After spending countless hours, days or months in the trenches of idea-generation and coming up with a brilliant idea in a moment of eureka, it’s perfectly normal to want to guard your million-naira idea from theft; more so as we live in an age of rapid technological advances where information travels faster than the speed of light.
However, as your idea burgeons from a fickle of an imagination to a potentially profitable business that attracts investors, you may need to share it with prospective investors, manufacturers, industry experts, or new employees who will play a role in making your dreams come true.
This naturally raises an anxiety that any of these people may steal your idea and run with it. Here are five ways to protect your business idea from theft:


1. Carry Out Due Diligence
This is basic. It should go without saying. You should carry out due diligence before pitching your idea to an investor, or anyone at all. Carrying out due diligence simply means conducting a background check to verify the information you’ve received of a person and ensuring it is an accurate representation. You’ll generally want to carry out a legal due diligence (LDD) and financial due diligence (FDD) before pitching your idea to a proposed investor. Who are they? Why are they investing? Do they have the funds they claim to have? How do they make their money? Are they legit? These are the questions you would want answered before pitching your idea to them.
LDD seeks to examine the legal structure of your proposed investor. If you’re dealing with an institutional investor, you may carry out a search on the company at the Corporate Affairs Commission (CAC) to know the legal status of the company, the directors at the helm of the its affairs, the share capital of the company, and its compliance with the principles of corporate governance and other government regulations. You’ll also be interested in knowing if they have a pending litigation arising out of their investments in the past and the facts leading up to such dispute.
FDD entails an examination of the financial status of the institutional or individual investor.
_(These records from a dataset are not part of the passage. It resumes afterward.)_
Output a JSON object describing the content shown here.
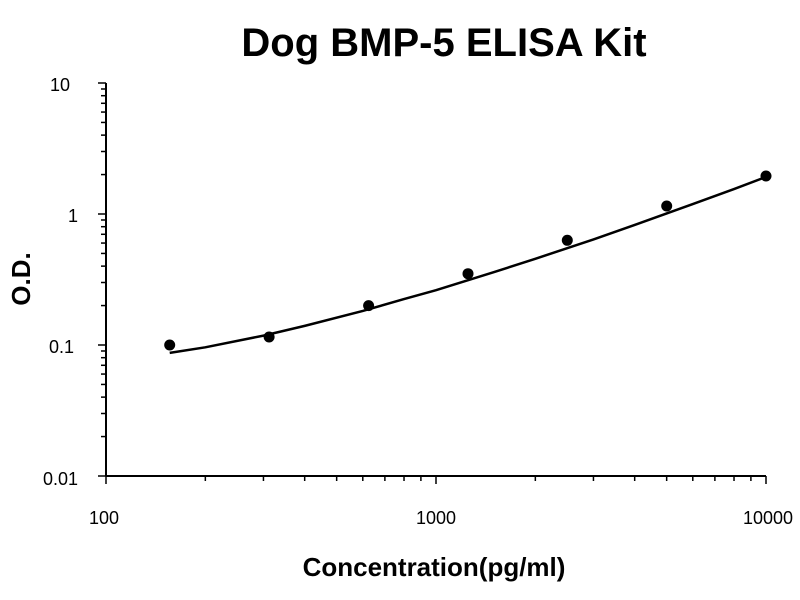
{
  "chart_data": {
    "type": "scatter",
    "title": "Dog BMP-5 ELISA Kit",
    "xlabel": "Concentration(pg/ml)",
    "ylabel": "O.D.",
    "x_scale": "log",
    "y_scale": "log",
    "xlim": [
      100,
      10000
    ],
    "ylim": [
      0.01,
      10
    ],
    "x_ticks": [
      "100",
      "1000",
      "10000"
    ],
    "y_ticks": [
      "0.01",
      "0.1",
      "1",
      "10"
    ],
    "grid": false,
    "legend": "none",
    "series": [
      {
        "type": "points",
        "x": [
          156,
          312,
          625,
          1250,
          2500,
          5000,
          10000
        ],
        "y": [
          0.1,
          0.115,
          0.2,
          0.35,
          0.63,
          1.15,
          1.95
        ]
      },
      {
        "type": "fitted-curve",
        "x": [
          156,
          200,
          300,
          400,
          600,
          800,
          1000,
          1500,
          2000,
          3000,
          4000,
          5000,
          6000,
          8000,
          10000
        ],
        "y": [
          0.087,
          0.096,
          0.118,
          0.14,
          0.182,
          0.224,
          0.262,
          0.36,
          0.455,
          0.64,
          0.825,
          1.01,
          1.19,
          1.55,
          1.92
        ]
      }
    ]
  }
}
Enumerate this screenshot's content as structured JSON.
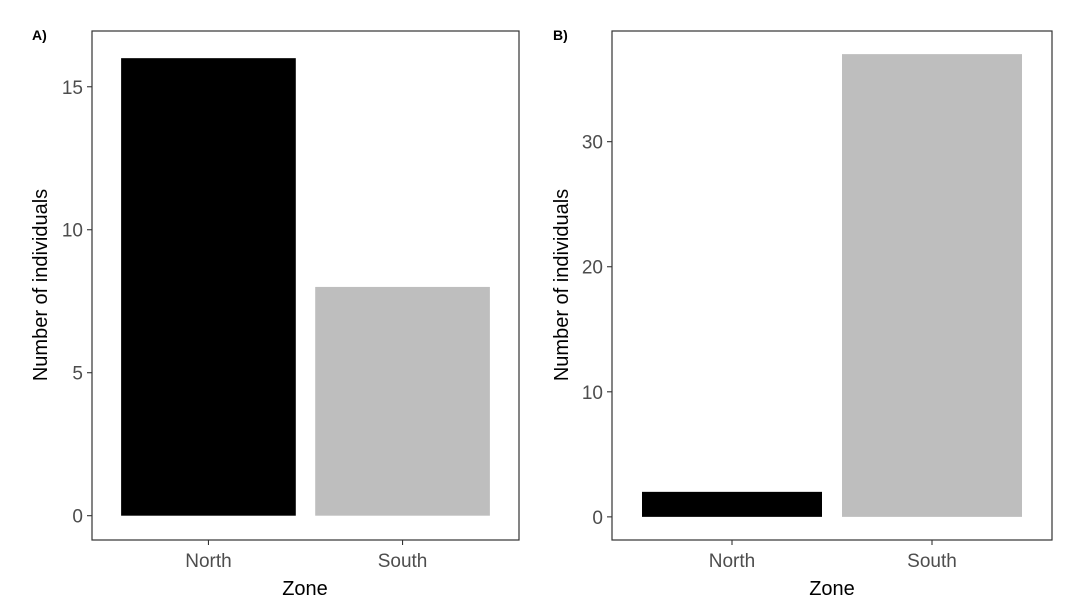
{
  "colors": {
    "north": "#000000",
    "south": "#bebebe",
    "frame": "#333333",
    "tick": "#333333"
  },
  "chart_data": [
    {
      "type": "bar",
      "panel_label": "A)",
      "categories": [
        "North",
        "South"
      ],
      "values": [
        16,
        8
      ],
      "xlabel": "Zone",
      "ylabel": "Number of individuals",
      "ylim": [
        -0.85,
        16.95
      ],
      "yticks": [
        0,
        5,
        10,
        15
      ],
      "grid": false,
      "legend": "none"
    },
    {
      "type": "bar",
      "panel_label": "B)",
      "categories": [
        "North",
        "South"
      ],
      "values": [
        2,
        37
      ],
      "xlabel": "Zone",
      "ylabel": "Number of individuals",
      "ylim": [
        -1.85,
        38.85
      ],
      "yticks": [
        0,
        10,
        20,
        30
      ],
      "grid": false,
      "legend": "none"
    }
  ]
}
You may have to examine the financial statements and consider the earnings, assets, liabilities, and cash flow of the investor.
You may also want to conduct an online search, check their website, check their social media channels, or read reviews of about them from other startups in the industry. This is necessary to help you verify the person you’re doing business with and make an informed decision. It is advisable to hire a startup lawyer to help you conduct due diligence. It’ll save you a lot of hassles and time.


2. Use Non-Disclosure and Non-compete Agreements
A non-disclosure agreement is a legally binding agreement between two or more parties not to disclose confidential information that is shared amongst them during the course of a business transaction. On the other hand, a non-compete agreement is a contract between an employer an employee in which the employee agrees not to enter into competition with the employer during or after employment, or use the information learned during employment to enter into competition with the employer after employment.
In Nigeria, there is currently no legal framework for protecting your business practices, or other sensitive information such as client list, marketing strategy, and upcoming products, which form trade secrets. Therefore, as a startup founder wishing to protect your idea, you may resort to non-disclosure agreements with investors and partners, and non-compete agreements with employees and partners as well.
In the event of an unauthorized disclosure by a party to the contract, a non-disclosure agreement will entitle you to a recovery of profit against the party. However, this is so long as the agreement is carefully drafted to protect your interest.

3. Work-for-hire Agreement
A work-for-hire agreement is used when hiring an employee to create a product. It is used to ensure that you alone retain the right over the product or work notwithstanding the contribution of the employee.
Generally, by the Copyright Act, copyright is vested in the author of a work notwithstanding that the work was made in the course of the author’s employment. Therefore, a person who contributes significantly to a work can claim authorship over that work and sell it, unless the work was specifically commissioned by the author’s employer under a contract of service. [section 9(1) (2) Copyright Act 2004]
So, if you request an app developer to code your app idea without asking him to sign a work-for-hire agreement, he retains copyright to the codes and may sell, licence or distribute them without your permission. Besides, some App developers do not pass the ownership of the final code to you, so while you may own the app in theory, you don’t own it in fact. You can avoid this by ensuring you execute a work-for-hire agreement with the developer.

5. Do not Reveal too Much
Except you’re pitching your idea to an investor or lender who specifically requests for such information, reveal only what is absolutely necessary to convey your idea.
Armed with this knowledge, you’re in a better position to pitch your idea to investors, co-founders, employees and other people who may need to know about the idea, while taking necessary precautions.

4. Apply for a Trademark
A trademark is a symbol, sign, or word that differentiates your goods and services from that offered by others. Registering your startup’s unique name and logo, or the name of a unique service you intend to offer will forestall others from using them in relation to any service offered by them.
Although a trademark doesn’t directly protect your idea. However it protects your startup’s name. And since a company’s name is often tied closely with its idea, a trademark indirectly protects your idea.